5-MeO-DPT is a potent and high-efficacy agonist of the serotonin 5-HT_{2A} and 5-HT_{1A} receptors. Additionally, the drug has been found to act as a weak serotonin reuptake inhibitor and serotonin 5-HT_{2C} receptor agonist with lower potency.

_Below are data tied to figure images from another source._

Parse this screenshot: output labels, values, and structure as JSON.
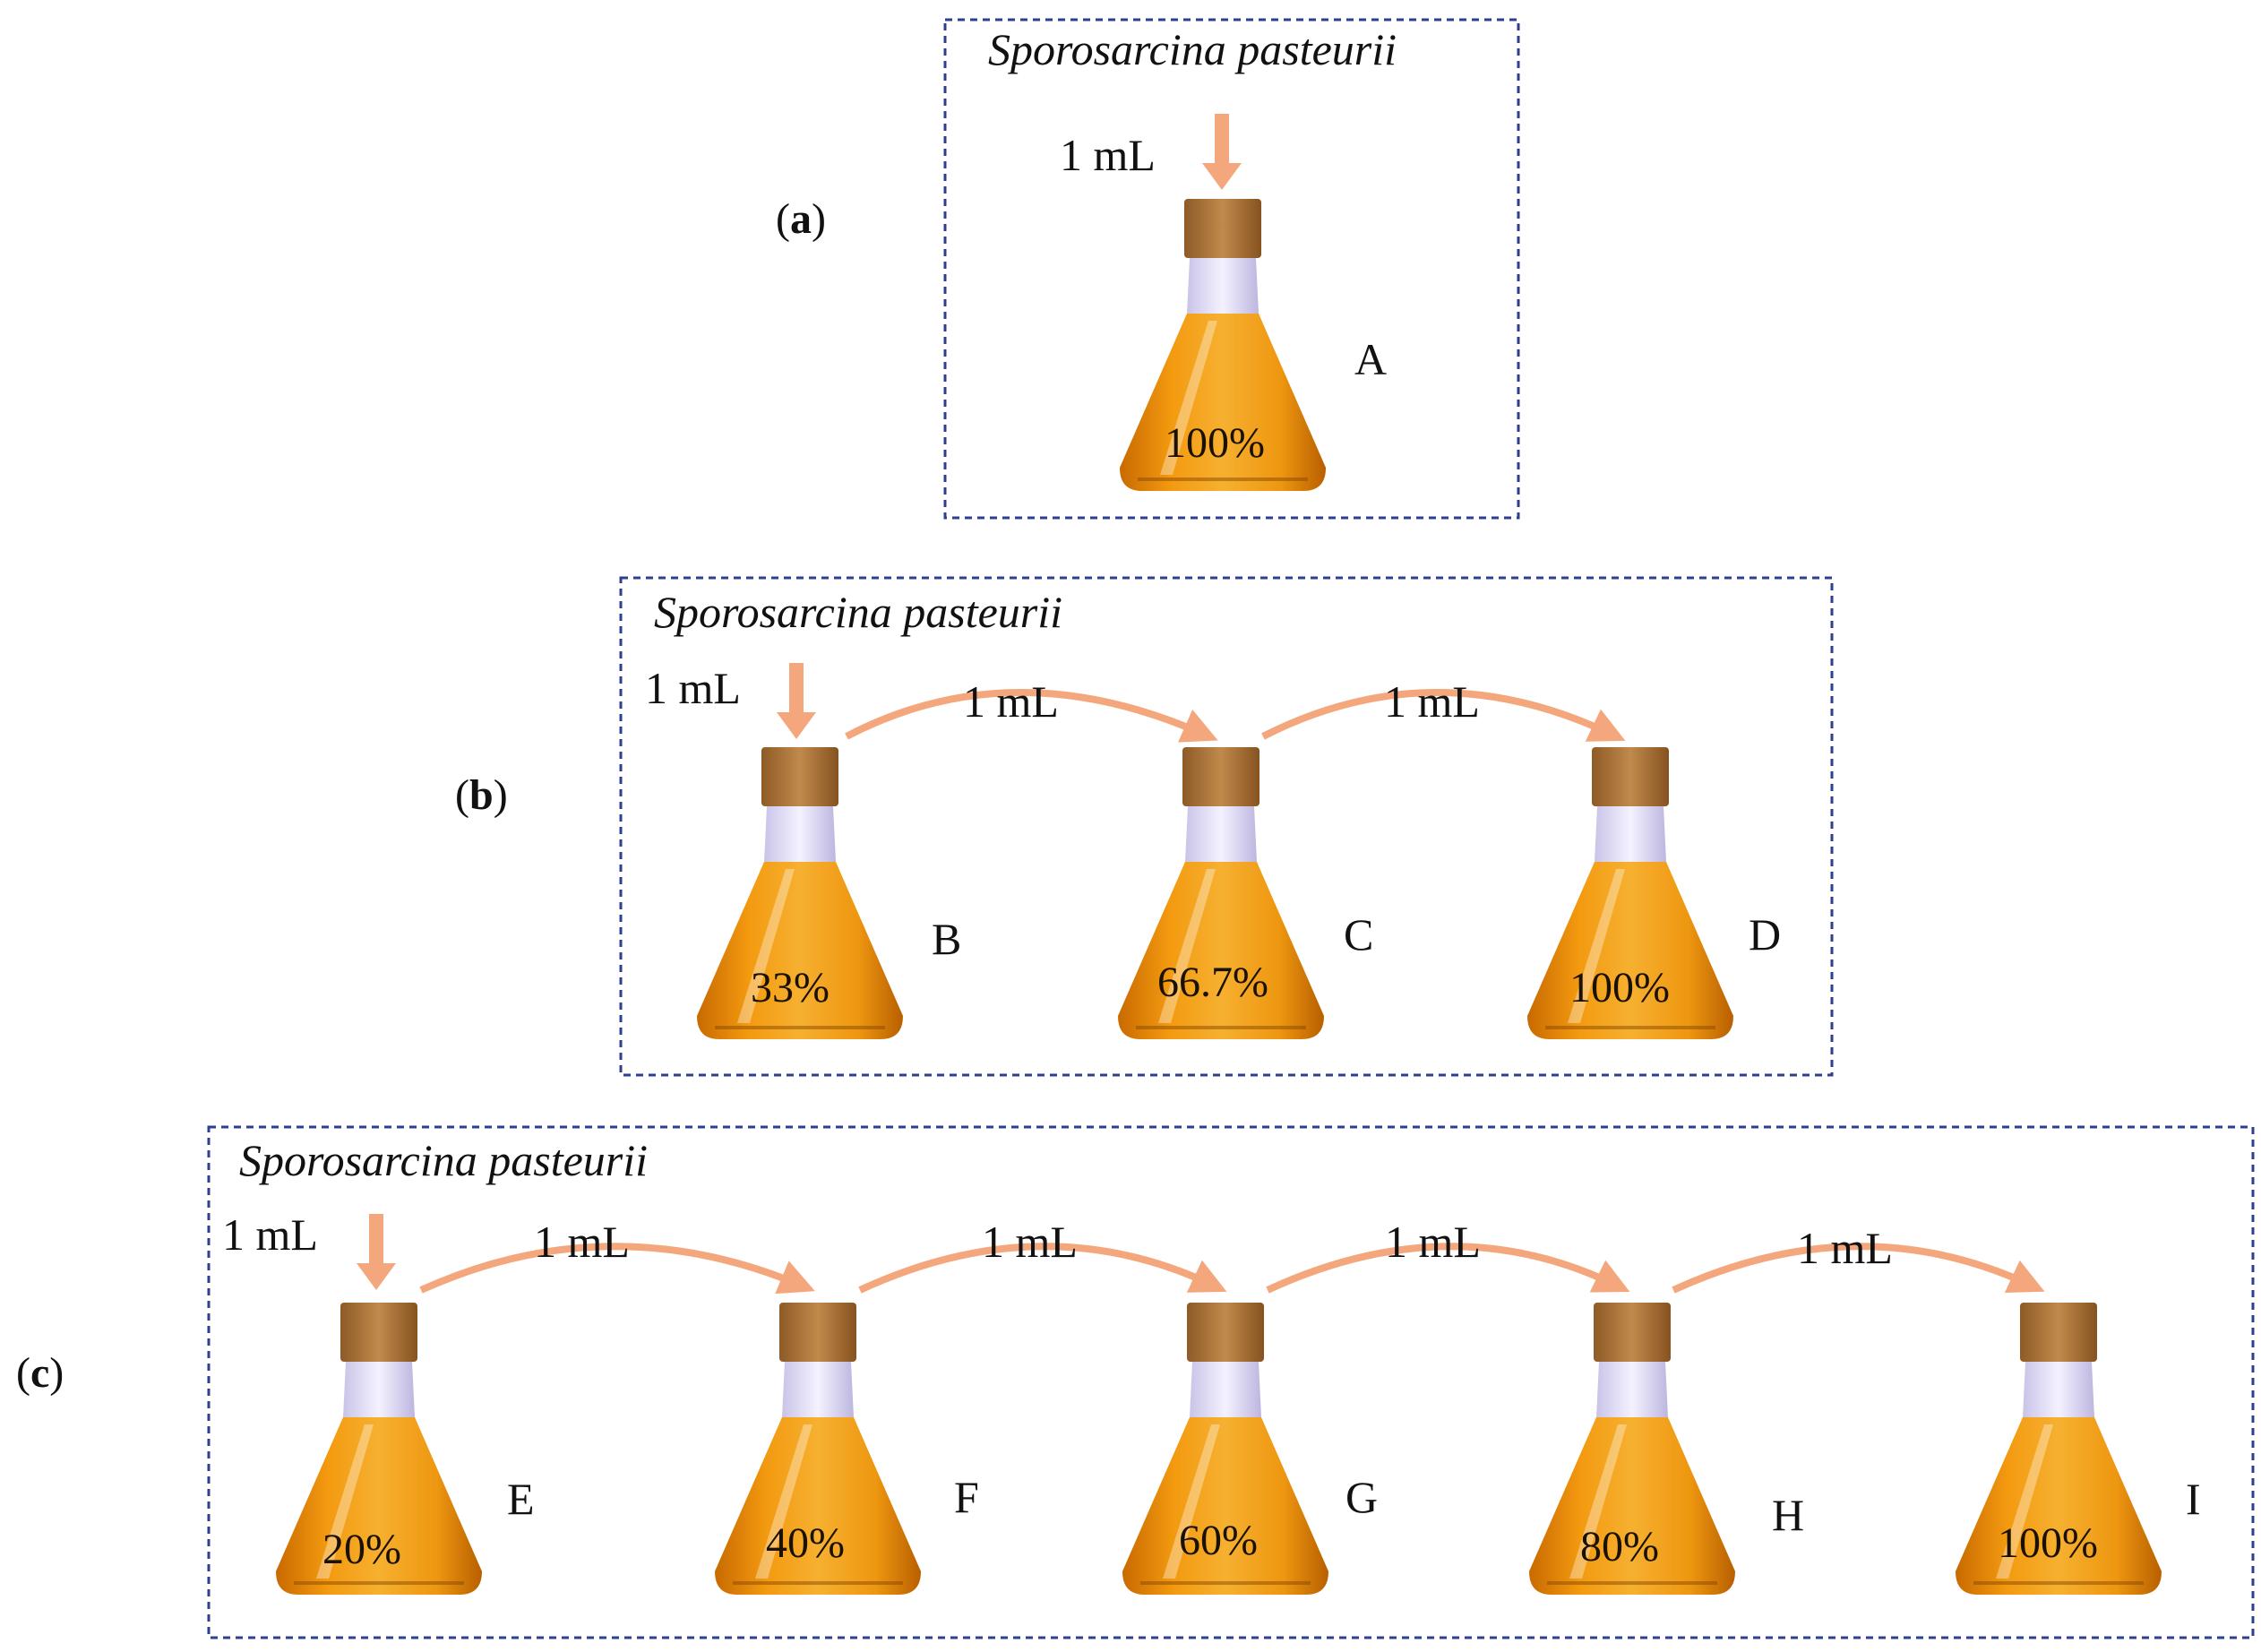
{
  "colors": {
    "arrow": "#f4a77c",
    "liquid": "#f0a012",
    "liquid_dark": "#c66f00",
    "cork": "#b27a3c",
    "box_border": "#2e3f8f"
  },
  "panels": [
    {
      "tag_open": "(",
      "tag_letter": "a",
      "tag_close": ")",
      "organism": "Sporosarcina pasteurii",
      "inoculum": "1 mL",
      "flasks": [
        {
          "label": "A",
          "percent": "100%"
        }
      ],
      "transfers": []
    },
    {
      "tag_open": "(",
      "tag_letter": "b",
      "tag_close": ")",
      "organism": "Sporosarcina pasteurii",
      "inoculum": "1 mL",
      "flasks": [
        {
          "label": "B",
          "percent": "33%"
        },
        {
          "label": "C",
          "percent": "66.7%"
        },
        {
          "label": "D",
          "percent": "100%"
        }
      ],
      "transfers": [
        "1 mL",
        "1 mL"
      ]
    },
    {
      "tag_open": "(",
      "tag_letter": "c",
      "tag_close": ")",
      "organism": "Sporosarcina pasteurii",
      "inoculum": "1 mL",
      "flasks": [
        {
          "label": "E",
          "percent": "20%"
        },
        {
          "label": "F",
          "percent": "40%"
        },
        {
          "label": "G",
          "percent": "60%"
        },
        {
          "label": "H",
          "percent": "80%"
        },
        {
          "label": "I",
          "percent": "100%"
        }
      ],
      "transfers": [
        "1 mL",
        "1 mL",
        "1 mL",
        "1 mL"
      ]
    }
  ]
}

The drug fully substitutes for the serotonin 5-HT_{2} receptor agonist and serotonergic psychedelic DOM in rodent drug discrimination tests and partially substitutes for the serotonin 5-HT_{1A} receptor agonist 8-OH-DPAT in these tests followed by behavioral disruption at higher doses. 5-MeO-DPT also substitutes for 5-MeO-DMT in rodent drug discrimination tests.

==Chemistry==
===Synthesis===
The chemical synthesis of 5-MeO-DPT has been described.

===Analogues===
Analogues of 5-MeO-DPT include dipropyltryptamine (DPT), 4-HO-DPT (deprocin), 4-AcO-DPT (depracetin), 5-HO-DPT, 5-MeO-DMT, 5-MeO-DET, 5-MeO-DALT, 5-MeO-DBT, 5-MeO-DiPT, 5-MeO-MPT, and 5-MeO-EPT, among others.

==History==
5-MeO-DPT was first described in the scientific literature by Richard Glennon and colleagues by 1979. It was described in greater detail by Alexander Shulgin in his 1997 book TiHKAL (Tryptamines I Have Known and Loved). The drug was encountered as a novel designer drug in Europe in 2010.

==Society and culture==
===Legal status===
====Canada====
5-MeO-DPT is not a controlled substance in Canada as of 2025.

====United States====
In the United States, 5-MeO-DPT is considered a Schedule I controlled substance as a positional isomer of 5-MeO-DiPT.